In Fig. 8, the IR along with a careful examination of the colour image reveals the existence of an original fig leaf under the added leaves of the over-paint. Here the over-paint is IR transparent so it should be a simple seamless cloning problem with the colour image being the background and the infrared being the foreground image. Yet, the colour distinction between the original fig leaves and the skin of Adam and Eve is hard in the IR. If we simply follow the seamless cloning method, we get back not only the skin colour but also the fig leaves colour from the small parts left untouched in the colour image. However because they appear the same in the IR, some diffusion occurs across the edges between the skin and the fig leaves. To prevent this, we enforce Neumann boundary conditions along these edges to prevent any such diffusion. The results with and without the use of Neumann boundary conditions (represented as red lines in the mask) are presented in Fig. 8.

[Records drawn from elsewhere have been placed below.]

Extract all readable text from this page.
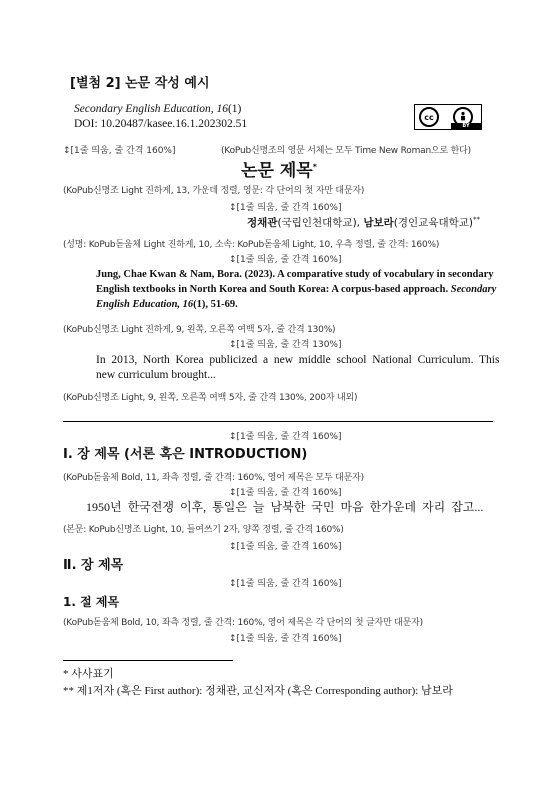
[별첨 2] 논문 작성 예시
Secondary English Education, 16(1)
DOI: 10.20487/kasee.16.1.202302.51
cc
BY
↕[1줄 띄움, 줄 간격 160%]	(KoPub신명조의 영문 서체는 모두 Time New Roman으로 한다)
논문 제목*
(KoPub신명조 Light 진하게, 13, 가운데 정렬, 영문: 각 단어의 첫 자만 대문자)
↕[1줄 띄움, 줄 간격 160%]
정채관(국립인천대학교), 남보라(경인교육대학교)**
(성명: KoPub돋움체 Light 진하게, 10, 소속: KoPub돋움체 Light, 10, 우측 정렬, 줄 간격: 160%)
↕[1줄 띄움, 줄 간격 160%]
Jung, Chae Kwan & Nam, Bora. (2023). A comparative study of vocabulary in secondary
English textbooks in North Korea and South Korea: A corpus-based approach. Secondary
English Education, 16(1), 51-69.
(KoPub신명조 Light 진하게, 9, 왼쪽, 오른쪽 여백 5자, 줄 간격 130%)
↕[1줄 띄움, 줄 간격 130%]
In  2013,  North  Korea  publicized  a  new  middle  school  National  Curriculum.  This
new curriculum brought...
(KoPub신명조 Light, 9, 왼쪽, 오른쪽 여백 5자, 줄 간격 130%, 200자 내외)
↕[1줄 띄움, 줄 간격 160%]
Ⅰ. 장 제목 (서론 혹은 INTRODUCTION)
(KoPub돋움체 Bold, 11, 좌측 정렬, 줄 간격: 160%, 영어 제목은 모두 대문자)
↕[1줄 띄움, 줄 간격 160%]
1950년  한국전쟁  이후,  통일은  늘  남북한  국민  마음  한가운데  자리  잡고...
(본문: KoPub신명조 Light, 10, 들여쓰기 2자, 양쪽 정렬, 줄 간격 160%)
↕[1줄 띄움, 줄 간격 160%]
Ⅱ. 장 제목
↕[1줄 띄움, 줄 간격 160%]
1. 절 제목
(KoPub돋움체 Bold, 10, 좌측 정렬, 줄 간격: 160%, 영어 제목은 각 단어의 첫 글자만 대문자)
↕[1줄 띄움, 줄 간격 160%]
* 사사표기
** 제1저자 (혹은 First author): 정채관, 교신저자 (혹은 Corresponding author): 남보라
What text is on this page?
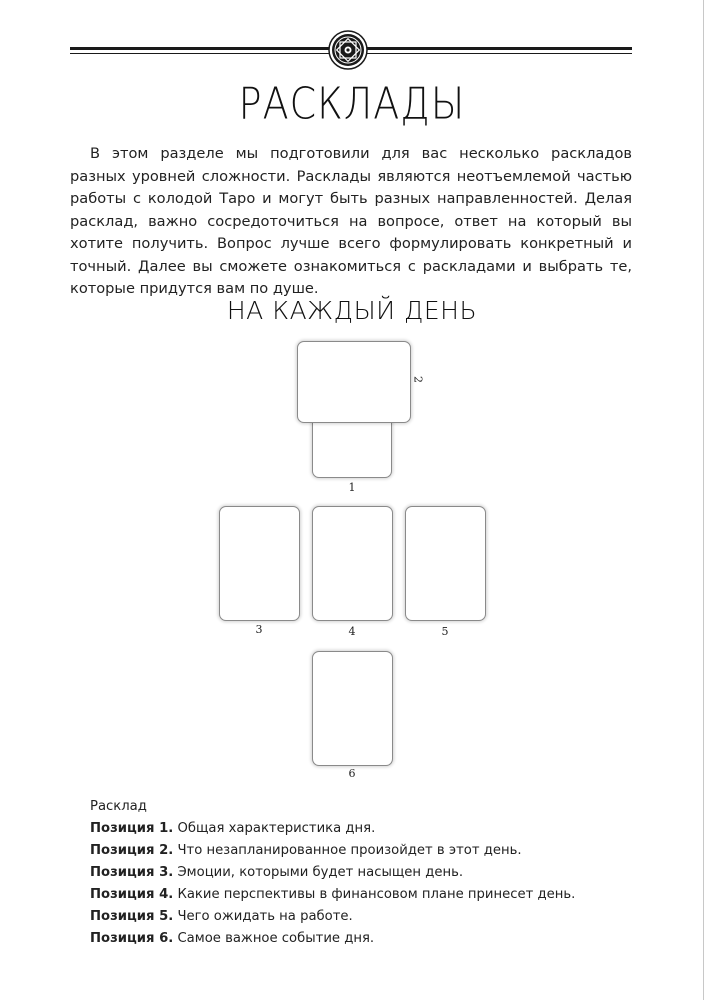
РАСКЛАДЫ

В этом разделе мы подготовили для вас несколько раскладов разных уровней сложности. Расклады являются неотъемлемой частью работы с колодой Таро и могут быть разных направленностей. Делая расклад, важно сосредоточиться на вопросе, ответ на который вы хотите получить. Вопрос лучше всего формулировать конкретный и точный. Далее вы сможете ознакомиться с раскладами и выбрать те, которые придутся вам по душе.

НА КАЖДЫЙ ДЕНЬ
1
2
3	4	5
6
Расклад
Позиция 1. Общая характеристика дня.
Позиция 2. Что незапланированное произойдет в этот день.
Позиция 3. Эмоции, которыми будет насыщен день.
Позиция 4. Какие перспективы в финансовом плане принесет день.
Позиция 5. Чего ожидать на работе.
Позиция 6. Самое важное событие дня.
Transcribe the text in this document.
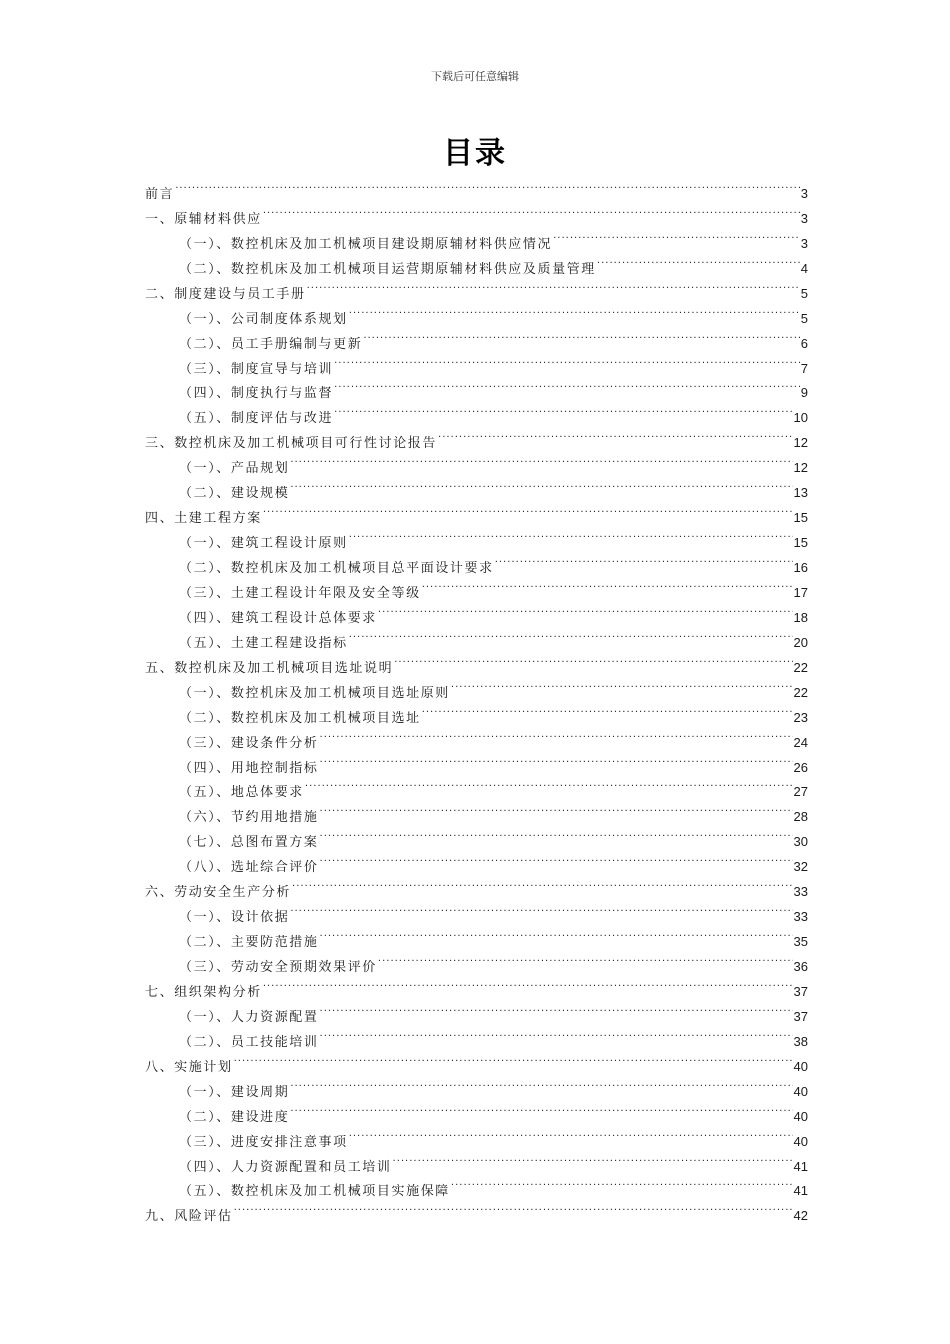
下载后可任意编辑
目录
前言 .....	3
一、原辅材料供应 .....	3
（一）、数控机床及加工机械项目建设期原辅材料供应情况 .....	3
（二）、数控机床及加工机械项目运营期原辅材料供应及质量管理 .....	4
二、制度建设与员工手册 .....	5
（一）、公司制度体系规划 .....	5
（二）、员工手册编制与更新 .....	6
（三）、制度宣导与培训 .....	7
（四）、制度执行与监督 .....	9
（五）、制度评估与改进 .....	10
三、数控机床及加工机械项目可行性讨论报告 .....	12
（一）、产品规划 .....	12
（二）、建设规模 .....	13
四、土建工程方案 .....	15
（一）、建筑工程设计原则 .....	15
（二）、数控机床及加工机械项目总平面设计要求 .....	16
（三）、土建工程设计年限及安全等级 .....	17
（四）、建筑工程设计总体要求 .....	18
（五）、土建工程建设指标 .....	20
五、数控机床及加工机械项目选址说明 .....	22
（一）、数控机床及加工机械项目选址原则 .....	22
（二）、数控机床及加工机械项目选址 .....	23
（三）、建设条件分析 .....	24
（四）、用地控制指标 .....	26
（五）、地总体要求 .....	27
（六）、节约用地措施 .....	28
（七）、总图布置方案 .....	30
（八）、选址综合评价 .....	32
六、劳动安全生产分析 .....	33
（一）、设计依据 .....	33
（二）、主要防范措施 .....	35
（三）、劳动安全预期效果评价 .....	36
七、组织架构分析 .....	37
（一）、人力资源配置 .....	37
（二）、员工技能培训 .....	38
八、实施计划 .....	40
（一）、建设周期 .....	40
（二）、建设进度 .....	40
（三）、进度安排注意事项 .....	40
（四）、人力资源配置和员工培训 .....	41
（五）、数控机床及加工机械项目实施保障 .....	41
九、风险评估 .....	42
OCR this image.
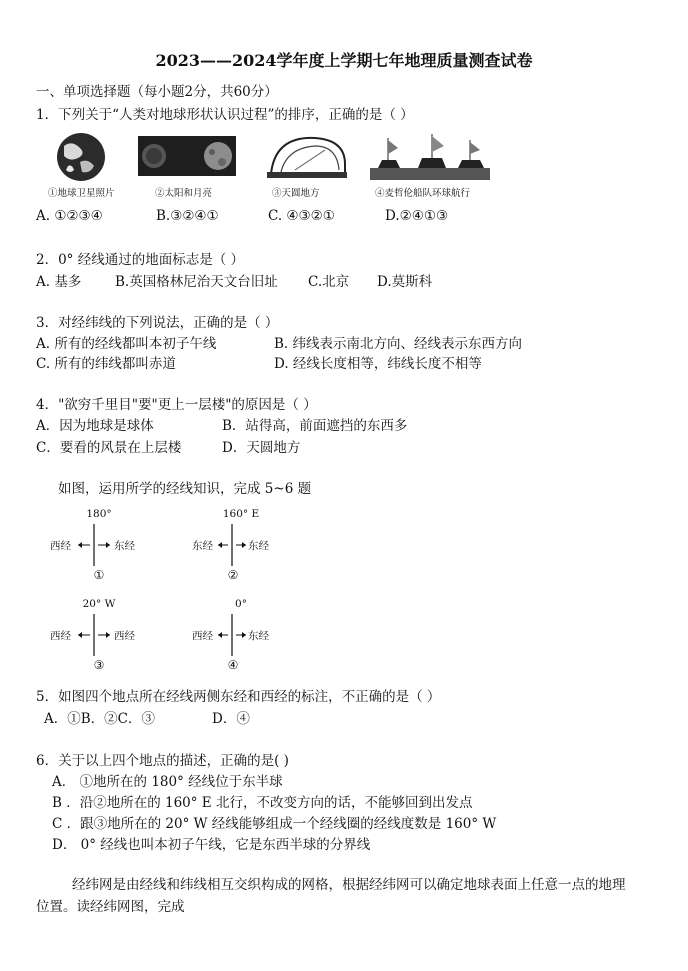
2023——2024学年度上学期七年地理质量测查试卷
一、单项选择题（每小题2分，共60分）
1．下列关于“人类对地球形状认识过程”的排序，正确的是（ ）
①地球卫星照片	②太阳和月亮	③天圆地方	④麦哲伦船队环球航行
A. ①②③④	B.③②④①	C. ④③②①	D.②④①③
2．0° 经线通过的地面标志是（ ）
A. 基多 B.英国格林尼治天文台旧址 C.北京 D.莫斯科
3．对经纬线的下列说法，正确的是（ ）
A. 所有的经线都叫本初子午线	B. 纬线表示南北方向、经线表示东西方向
C. 所有的纬线都叫赤道	D. 经线长度相等，纬线长度不相等
4．"欲穷千里目"要"更上一层楼"的原因是（ ）
A．因为地球是球体	B．站得高，前面遮挡的东西多
C．要看的风景在上层楼	D．天圆地方
如图，运用所学的经线知识，完成 5~6 题
180°
西经	东经
①
160° E
东经	东经
②
20° W
西经	西经
③
0°
西经	东经
④
5．如图四个地点所在经线两侧东经和西经的标注，不正确的是（ ）
A．①B．②C．③	D．④
6．关于以上四个地点的描述，正确的是( )
A． ①地所在的 180° 经线位于东半球
B ．沿②地所在的 160° E 北行，不改变方向的话，不能够回到出发点
C ．跟③地所在的 20° W 经线能够组成一个经线圈的经线度数是 160° W
D． 0° 经线也叫本初子午线，它是东西半球的分界线
经纬网是由经线和纬线相互交织构成的网格，根据经纬网可以确定地球表面上任意一点的地理
位置。读经纬网图，完成
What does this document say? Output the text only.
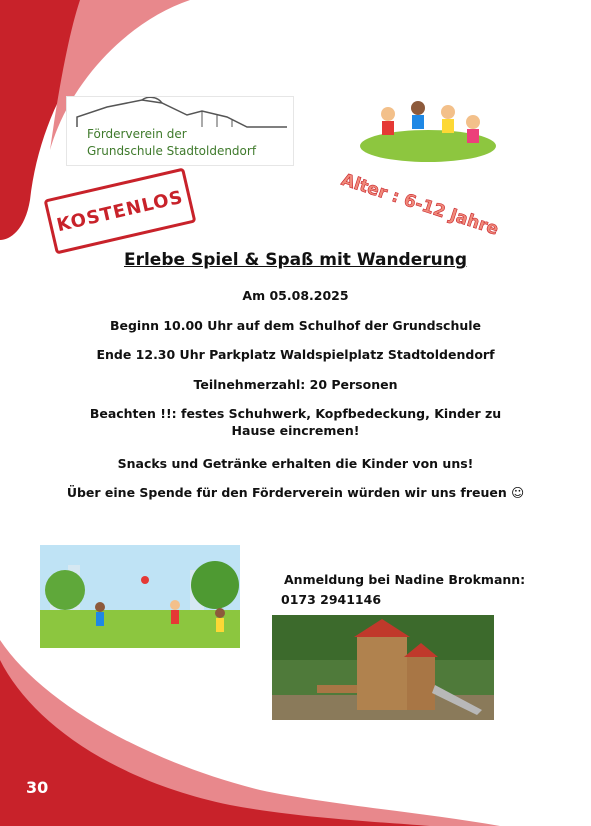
Förderverein der
Grundschule Stadtoldendorf
KOSTENLOS	Alter : 6-12 Jahre
Erlebe Spiel & Spaß mit Wanderung
Am 05.08.2025
Beginn 10.00 Uhr auf dem Schulhof der Grundschule
Ende 12.30 Uhr Parkplatz Waldspielplatz Stadtoldendorf
Teilnehmerzahl: 20 Personen
Beachten !!: festes Schuhwerk, Kopfbedeckung, Kinder zu Hause eincremen!
Snacks und Getränke erhalten die Kinder von uns!
Über eine Spende für den Förderverein würden wir uns freuen ☺
Anmeldung bei Nadine Brokmann:
0173 2941146
30
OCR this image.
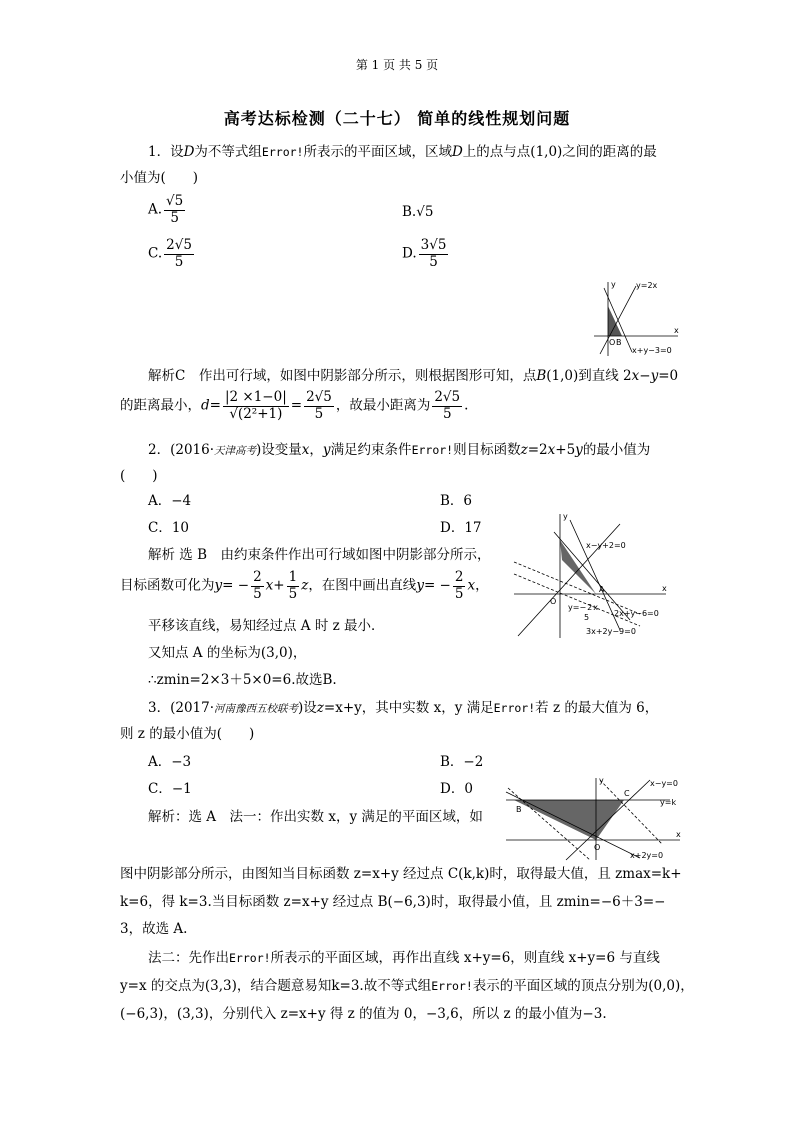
第 1 页 共 5 页
高考达标检测（二十七） 简单的线性规划问题
1．设D为不等式组Error!所表示的平面区域，区域D上的点与点(1,0)之间的距离的最
小值为(　　)
A. $\frac{√5}{5}$	B.√5
C. $\frac{2√5}{5}$	D. $\frac{3√5}{5}$
y
x
O B
y=2x
x+y−3=0
解析C　作出可行域，如图中阴影部分所示，则根据图形可知，点B(1,0)到直线 2x−y=0
的距离最小，$d= \frac{|2 \times 1-0|}{\text{√(2²+1)}} = \frac{2√5}{5}$ ，故最小距离为 $\frac{2√5}{5}$ .
2．(2016·天津高考)设变量x，y满足约束条件Error!则目标函数z=2x+5y的最小值为
(　　)
A．−4	B．6
C．10	D．17
解析 选 B　由约束条件作出可行域如图中阴影部分所示，
目标函数可化为$y= - \frac{2}{5} x+ \frac{1}{5}$ z，在图中画出直线$y= - \frac{2}{5}$ x，
平移该直线，易知经过点 A 时 z 最小．
又知点 A 的坐标为(3,0)，
∴zmin=2×3＋5×0=6.故选B.
y
x
O
A
x−y+2=0
y=−2x
5	2x+y−6=0
3x+2y−9=0
3．(2017·河南豫西五校联考)设z=x+y，其中实数 x，y 满足Error!若 z 的最大值为 6，
则 z 的最小值为(　　)
A．−3	B．−2
C．−1	D．0
解析：选 A　法一：作出实数 x，y 满足的平面区域，如
y
x
O
B
C
x−y=0
y=k
x+2y=0
图中阴影部分所示，由图知当目标函数 z=x+y 经过点 C(k,k)时，取得最大值，且 zmax=k+
k=6，得 k=3.当目标函数 z=x+y 经过点 B(−6,3)时，取得最小值，且 zmin=−6＋3=−
3，故选 A.
法二：先作出Error!所表示的平面区域，再作出直线 x+y=6，则直线 x+y=6 与直线
y=x 的交点为(3,3)，结合题意易知k=3.故不等式组Error!表示的平面区域的顶点分别为(0,0)，
(−6,3)，(3,3)，分别代入 z=x+y 得 z 的值为 0，−3,6，所以 z 的最小值为−3.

Over-paint with IR transparent texture

In Fig. 9, the added cloth on Adam is not IR transparent but it has little texture discernible on the IR and the original drawings appear clearly by transparency under it. This looks like a shadow in the IR as well as in the solution obtained with the method of the previous “IR transparent original pigments” section. Thus we mix seamless cloning with mixed boundary conditions and the shadow removal method. We replace the canonical drift-field of the colour image by the one of the IR in the region of interest. Then we put the drift-field to zero on the edge of the over-paint appearing in the IR. This method is illustrated in Fig. 9. The white lines of the mask are the areas where the drift-field is put to zero. In this figure we observe some transparent texture from the over-paint (over Adam’s hip and at the bottom of Eve’s veil). As expected, this texture appears in the final result.

Non IR transparent over-paint texture: adding an inpainting step

In the case of Fig. 10, the IR adds some useful information to the colour image, as shown by the result obtained using the method from the previous “Over-paint with IR transparent texture” section but a large amount of the added skirt texture, visible in the IR, is also present. To get rid of this unwanted texture, we put the drift field to zeros on the area corresponding to Adam’s skin and manually segment the lines we want to keep. Note that this leads to a complete loss of texture in this region. To have a more natural looking result, we want to have some texture for the skin. While we can’t recover the original texture with our inputs, the untouched part of the illumination gives us some example of texture for Adam’s skin. This information is enough to use the exemplar-based inpainting algorithm described in “Exemplar-based inpainting” section, using as initialisation our result with missing texture. The final result on Adam’s skin has probably not much in common with the original painting but it appears natural enough, so it can help to get a better idea of the illumination in its original state.